Por Michelle L. Brown / Traducción revisada por Jorge reyes
Haddie arrojó una mazorca a la carreta y secó sus palmas sudorosas en el delantal de estopa. Sacó otra mazorca asada y la capelina cayó sobre su espalda. ¡Qué calor! Haddie casi esperaba que el maíz reventara en los tallos.
Calor o no, ella tenía que trabajar. A este paso, la carreta estaría llena antes de que Papá y su vecino, el Sr. Miller, regresaran de vender la primera carga en la ciudad. Tal vez ahora Mamá dejaría de quejarse como una gallina mojada sobre lo que comerían este invierno. La sequía había dejado las verduras del jardín de Mamá escuálidas y todos en la familia comenzaban a tener el mismo aspecto. Especialmente la pequeña Lavinia, pensó Haddie, mientras arrancaba una mazorca. Y Lavinia ya no tenía mucho más que perder.
Se supone que los niños de tres años sean regordetes y orondos, como esos angelitos desnudos de las postales navideñas del Este. Pero Lavinia era tan delgada que a Haddie le dolía mirarla. Haddie sabía que ella también era delgada, pero a los trece años no era tan grave.
Al menos las mazorcas asadas estaban gordas y carnosas. Esperaba que el cultivo diera una buena ganancia cuando se vendiera en el pueblo. Y si no, pues… no tenía sentido preocuparse sin motivo, como diría mamá.
Juana miró las montañitas doradas y verdes encima de la carreta y sonrió. No sufrirían por el alimento de este invierno, si ella podía evitarlo. ¡Pero qué no daría ella por un poco de nieve fría y hielo en este momento!
Algo pequeño golpeó a Haddie en su cuello desnudo, justo entre las trenzas. Ella devolvió el golpe con la mano.

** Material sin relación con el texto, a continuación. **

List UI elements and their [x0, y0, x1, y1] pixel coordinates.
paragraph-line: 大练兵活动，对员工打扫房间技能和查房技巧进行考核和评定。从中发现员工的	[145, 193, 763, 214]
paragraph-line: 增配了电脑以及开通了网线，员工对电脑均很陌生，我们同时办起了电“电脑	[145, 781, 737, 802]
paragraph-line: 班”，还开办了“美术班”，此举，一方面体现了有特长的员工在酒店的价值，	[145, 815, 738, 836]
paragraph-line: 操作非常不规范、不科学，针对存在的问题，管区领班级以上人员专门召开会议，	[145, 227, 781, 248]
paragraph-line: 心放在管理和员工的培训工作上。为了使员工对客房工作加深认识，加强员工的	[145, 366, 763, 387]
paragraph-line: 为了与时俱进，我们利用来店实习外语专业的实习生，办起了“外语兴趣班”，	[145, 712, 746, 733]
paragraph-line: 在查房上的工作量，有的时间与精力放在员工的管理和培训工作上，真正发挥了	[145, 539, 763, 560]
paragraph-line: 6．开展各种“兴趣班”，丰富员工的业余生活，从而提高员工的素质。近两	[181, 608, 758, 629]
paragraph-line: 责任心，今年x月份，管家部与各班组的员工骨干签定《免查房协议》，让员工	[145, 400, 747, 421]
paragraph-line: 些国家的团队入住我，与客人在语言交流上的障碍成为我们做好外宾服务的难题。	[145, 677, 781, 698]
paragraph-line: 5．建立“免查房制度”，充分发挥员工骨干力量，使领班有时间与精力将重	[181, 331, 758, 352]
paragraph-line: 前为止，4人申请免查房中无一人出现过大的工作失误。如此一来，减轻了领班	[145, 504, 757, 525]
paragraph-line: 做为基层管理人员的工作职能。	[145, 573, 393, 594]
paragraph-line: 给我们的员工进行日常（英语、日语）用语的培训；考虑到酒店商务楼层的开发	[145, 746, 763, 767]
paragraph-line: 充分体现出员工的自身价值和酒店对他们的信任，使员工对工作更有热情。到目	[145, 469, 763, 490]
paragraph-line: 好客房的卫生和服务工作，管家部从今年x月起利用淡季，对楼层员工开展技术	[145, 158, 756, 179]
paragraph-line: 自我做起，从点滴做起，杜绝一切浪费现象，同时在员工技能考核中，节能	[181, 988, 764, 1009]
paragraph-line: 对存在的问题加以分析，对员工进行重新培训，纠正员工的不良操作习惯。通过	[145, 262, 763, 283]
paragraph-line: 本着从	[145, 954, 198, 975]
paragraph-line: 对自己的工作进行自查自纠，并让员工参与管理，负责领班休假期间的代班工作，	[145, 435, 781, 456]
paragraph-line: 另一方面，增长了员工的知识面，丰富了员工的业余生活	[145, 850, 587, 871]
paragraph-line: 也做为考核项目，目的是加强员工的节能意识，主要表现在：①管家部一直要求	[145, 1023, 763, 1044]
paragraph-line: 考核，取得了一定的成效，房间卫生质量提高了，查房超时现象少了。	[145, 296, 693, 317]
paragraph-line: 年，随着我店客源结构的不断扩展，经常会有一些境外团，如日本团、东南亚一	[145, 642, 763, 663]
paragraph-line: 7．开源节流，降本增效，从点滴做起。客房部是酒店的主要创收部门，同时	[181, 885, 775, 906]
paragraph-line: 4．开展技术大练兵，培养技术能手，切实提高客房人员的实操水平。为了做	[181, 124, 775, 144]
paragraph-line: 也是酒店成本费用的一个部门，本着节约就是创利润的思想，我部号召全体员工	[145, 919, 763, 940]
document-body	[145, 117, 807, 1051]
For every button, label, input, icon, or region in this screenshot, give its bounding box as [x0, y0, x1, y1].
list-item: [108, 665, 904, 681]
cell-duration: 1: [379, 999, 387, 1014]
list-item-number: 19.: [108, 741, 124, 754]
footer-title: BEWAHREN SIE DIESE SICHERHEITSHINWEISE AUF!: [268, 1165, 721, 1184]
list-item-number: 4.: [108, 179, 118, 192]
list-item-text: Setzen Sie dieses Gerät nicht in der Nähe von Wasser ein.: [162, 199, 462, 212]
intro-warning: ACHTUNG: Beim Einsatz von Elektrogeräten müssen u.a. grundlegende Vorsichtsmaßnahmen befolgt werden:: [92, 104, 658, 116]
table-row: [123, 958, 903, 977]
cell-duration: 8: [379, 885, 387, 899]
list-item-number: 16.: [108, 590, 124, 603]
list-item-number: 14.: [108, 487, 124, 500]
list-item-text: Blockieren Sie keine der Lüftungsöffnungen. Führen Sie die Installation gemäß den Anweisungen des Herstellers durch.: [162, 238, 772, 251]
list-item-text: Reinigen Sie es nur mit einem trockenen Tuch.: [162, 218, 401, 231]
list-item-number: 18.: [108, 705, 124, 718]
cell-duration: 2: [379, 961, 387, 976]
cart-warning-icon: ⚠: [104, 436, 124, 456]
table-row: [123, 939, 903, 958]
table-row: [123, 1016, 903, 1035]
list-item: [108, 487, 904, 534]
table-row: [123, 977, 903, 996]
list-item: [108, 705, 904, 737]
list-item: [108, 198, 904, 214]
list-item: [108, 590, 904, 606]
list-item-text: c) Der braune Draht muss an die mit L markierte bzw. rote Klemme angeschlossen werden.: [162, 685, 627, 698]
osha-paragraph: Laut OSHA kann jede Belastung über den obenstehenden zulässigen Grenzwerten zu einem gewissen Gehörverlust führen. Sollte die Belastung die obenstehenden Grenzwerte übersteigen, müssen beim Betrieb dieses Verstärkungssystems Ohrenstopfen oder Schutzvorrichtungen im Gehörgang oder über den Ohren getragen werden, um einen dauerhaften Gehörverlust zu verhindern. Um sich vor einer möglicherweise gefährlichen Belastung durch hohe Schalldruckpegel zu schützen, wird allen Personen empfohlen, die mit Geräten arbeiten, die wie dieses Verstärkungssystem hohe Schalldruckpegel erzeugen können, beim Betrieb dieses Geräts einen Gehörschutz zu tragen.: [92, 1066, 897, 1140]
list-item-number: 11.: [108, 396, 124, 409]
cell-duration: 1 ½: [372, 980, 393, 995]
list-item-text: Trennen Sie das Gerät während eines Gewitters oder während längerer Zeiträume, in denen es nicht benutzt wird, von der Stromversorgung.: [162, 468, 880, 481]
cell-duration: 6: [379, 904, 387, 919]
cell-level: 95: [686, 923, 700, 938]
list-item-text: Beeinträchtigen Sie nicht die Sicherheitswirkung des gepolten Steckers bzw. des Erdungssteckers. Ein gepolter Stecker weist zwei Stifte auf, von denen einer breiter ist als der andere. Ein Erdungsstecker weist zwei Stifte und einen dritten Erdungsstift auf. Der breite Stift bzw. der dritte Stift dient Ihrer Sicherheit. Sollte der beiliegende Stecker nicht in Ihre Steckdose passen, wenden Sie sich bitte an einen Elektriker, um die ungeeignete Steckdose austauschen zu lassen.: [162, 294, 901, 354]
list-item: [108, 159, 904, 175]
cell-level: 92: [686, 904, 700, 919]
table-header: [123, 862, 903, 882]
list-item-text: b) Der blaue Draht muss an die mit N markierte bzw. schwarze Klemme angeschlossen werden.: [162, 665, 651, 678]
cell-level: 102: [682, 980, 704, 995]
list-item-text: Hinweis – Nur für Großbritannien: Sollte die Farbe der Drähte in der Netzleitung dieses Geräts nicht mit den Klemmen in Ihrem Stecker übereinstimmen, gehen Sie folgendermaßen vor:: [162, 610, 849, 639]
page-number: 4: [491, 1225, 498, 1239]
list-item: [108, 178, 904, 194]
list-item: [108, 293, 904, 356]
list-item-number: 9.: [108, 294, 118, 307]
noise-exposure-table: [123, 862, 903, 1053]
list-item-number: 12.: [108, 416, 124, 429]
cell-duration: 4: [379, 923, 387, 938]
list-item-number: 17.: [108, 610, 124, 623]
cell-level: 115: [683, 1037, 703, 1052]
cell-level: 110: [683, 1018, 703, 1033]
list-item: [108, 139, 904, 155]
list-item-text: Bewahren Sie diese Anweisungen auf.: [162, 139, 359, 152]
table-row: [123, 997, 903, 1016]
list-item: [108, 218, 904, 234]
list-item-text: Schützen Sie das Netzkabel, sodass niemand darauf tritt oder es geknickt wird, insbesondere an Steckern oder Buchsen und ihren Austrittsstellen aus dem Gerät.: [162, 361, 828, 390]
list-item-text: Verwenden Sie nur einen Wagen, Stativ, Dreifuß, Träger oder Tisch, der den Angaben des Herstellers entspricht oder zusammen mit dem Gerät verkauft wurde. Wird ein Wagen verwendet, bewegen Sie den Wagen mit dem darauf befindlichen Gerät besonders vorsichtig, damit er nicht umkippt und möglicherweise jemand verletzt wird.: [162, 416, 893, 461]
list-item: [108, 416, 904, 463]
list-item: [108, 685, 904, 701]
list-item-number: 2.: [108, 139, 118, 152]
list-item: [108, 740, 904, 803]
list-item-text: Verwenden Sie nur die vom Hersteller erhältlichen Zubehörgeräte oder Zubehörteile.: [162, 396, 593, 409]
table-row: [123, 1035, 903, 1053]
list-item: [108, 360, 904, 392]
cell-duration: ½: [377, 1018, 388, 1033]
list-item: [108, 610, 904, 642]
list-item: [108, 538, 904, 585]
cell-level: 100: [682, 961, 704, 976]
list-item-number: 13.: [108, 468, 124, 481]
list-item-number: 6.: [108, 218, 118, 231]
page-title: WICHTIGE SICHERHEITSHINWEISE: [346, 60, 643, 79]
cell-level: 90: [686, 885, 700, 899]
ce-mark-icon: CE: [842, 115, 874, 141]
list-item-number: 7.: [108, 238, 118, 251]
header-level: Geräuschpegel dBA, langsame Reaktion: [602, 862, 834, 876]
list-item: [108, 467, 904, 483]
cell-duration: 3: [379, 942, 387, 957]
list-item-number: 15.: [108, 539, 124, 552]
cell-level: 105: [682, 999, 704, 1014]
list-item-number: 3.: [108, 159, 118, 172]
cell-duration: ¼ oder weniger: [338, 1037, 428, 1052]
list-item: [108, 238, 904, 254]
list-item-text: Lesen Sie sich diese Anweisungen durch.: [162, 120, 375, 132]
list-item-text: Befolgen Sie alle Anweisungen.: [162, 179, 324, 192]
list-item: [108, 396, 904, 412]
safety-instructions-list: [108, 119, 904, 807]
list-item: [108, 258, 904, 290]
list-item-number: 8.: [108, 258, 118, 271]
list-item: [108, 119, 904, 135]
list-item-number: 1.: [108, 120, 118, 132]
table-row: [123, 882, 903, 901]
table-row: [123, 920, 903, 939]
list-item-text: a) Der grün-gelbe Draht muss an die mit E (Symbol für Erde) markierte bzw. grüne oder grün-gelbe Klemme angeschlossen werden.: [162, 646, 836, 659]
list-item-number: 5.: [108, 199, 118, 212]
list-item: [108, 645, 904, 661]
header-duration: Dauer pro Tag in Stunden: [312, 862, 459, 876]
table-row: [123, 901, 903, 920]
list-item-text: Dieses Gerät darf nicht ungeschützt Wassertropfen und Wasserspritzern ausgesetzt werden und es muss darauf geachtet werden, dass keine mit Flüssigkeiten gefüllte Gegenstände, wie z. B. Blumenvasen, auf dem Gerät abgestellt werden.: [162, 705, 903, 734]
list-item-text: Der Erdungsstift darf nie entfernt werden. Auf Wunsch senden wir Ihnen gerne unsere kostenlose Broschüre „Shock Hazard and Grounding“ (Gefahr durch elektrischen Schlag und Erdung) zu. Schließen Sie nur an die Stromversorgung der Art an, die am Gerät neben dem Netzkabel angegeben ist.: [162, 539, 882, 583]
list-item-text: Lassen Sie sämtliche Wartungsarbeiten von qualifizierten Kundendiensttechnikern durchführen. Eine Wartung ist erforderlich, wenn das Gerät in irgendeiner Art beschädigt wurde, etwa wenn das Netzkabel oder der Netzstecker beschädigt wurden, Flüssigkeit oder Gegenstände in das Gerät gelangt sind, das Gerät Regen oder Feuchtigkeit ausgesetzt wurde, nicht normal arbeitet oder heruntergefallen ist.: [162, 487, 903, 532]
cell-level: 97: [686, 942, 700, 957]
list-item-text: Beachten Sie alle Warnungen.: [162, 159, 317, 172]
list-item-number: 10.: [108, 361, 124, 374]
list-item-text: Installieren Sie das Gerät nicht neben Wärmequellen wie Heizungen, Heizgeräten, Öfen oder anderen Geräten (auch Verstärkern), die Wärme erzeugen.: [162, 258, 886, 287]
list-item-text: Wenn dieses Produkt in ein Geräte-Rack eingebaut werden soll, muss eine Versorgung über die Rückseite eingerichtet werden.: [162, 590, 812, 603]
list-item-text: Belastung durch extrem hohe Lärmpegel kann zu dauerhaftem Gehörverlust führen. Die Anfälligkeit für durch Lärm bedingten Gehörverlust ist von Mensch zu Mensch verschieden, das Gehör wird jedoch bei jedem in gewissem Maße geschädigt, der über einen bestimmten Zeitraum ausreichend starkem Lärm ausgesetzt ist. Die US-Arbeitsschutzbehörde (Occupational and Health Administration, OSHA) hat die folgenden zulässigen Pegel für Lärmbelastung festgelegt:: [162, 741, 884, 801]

Un momento después, algo más la golpeó en la sien. Ella volteó a mirar el cielo cuando algo la golpeó en el ojo. . . con fuerza.
Una nube negra gigante se tragaba el sol. Diminutas manchas plateadas llovían de la nube. Parecían copos de nieve brillantes, pero dolían como granizo.
Haddie se puso el sombrero para protegerse los ojos. Algo saltó del sombrero y cayó sobre su mejilla. Ella gritó y lo golpeó a un lado. Voló por el aire con un aleteo y un destello de color iridiscente. ¡Saltamontes!
Sabía que habían venido dos veranos atrás. Millones de ellos llegaron volando y devoraron el campo en minutos. Algunas personas lo habían perdido todo.
—¿Por qué no podría haber sido granizo? —susurró.
La nube de panza plateada estaba ahora sobre ella, y los saltamontes descendían en un chorro constante. Estaban aterrizando en todo lo comestible, y parecía que comerían cualquier cosa. Especialmente maíz. Haddie se arrojó a la parte trasera de la carreta y aplastó frenéticamente a los insectos. Eran diminutos, en realidad, no más grandes que una de las hebillas de Mamá. ¡Pero había tantos de ellos! Formaban una nube tan brillante que Haddie apenas podía ver su humilde cabaña.
—¡Haddie! —escuchó a su mamá gritar. —¡Entra ahora! ¡Deja el maíz!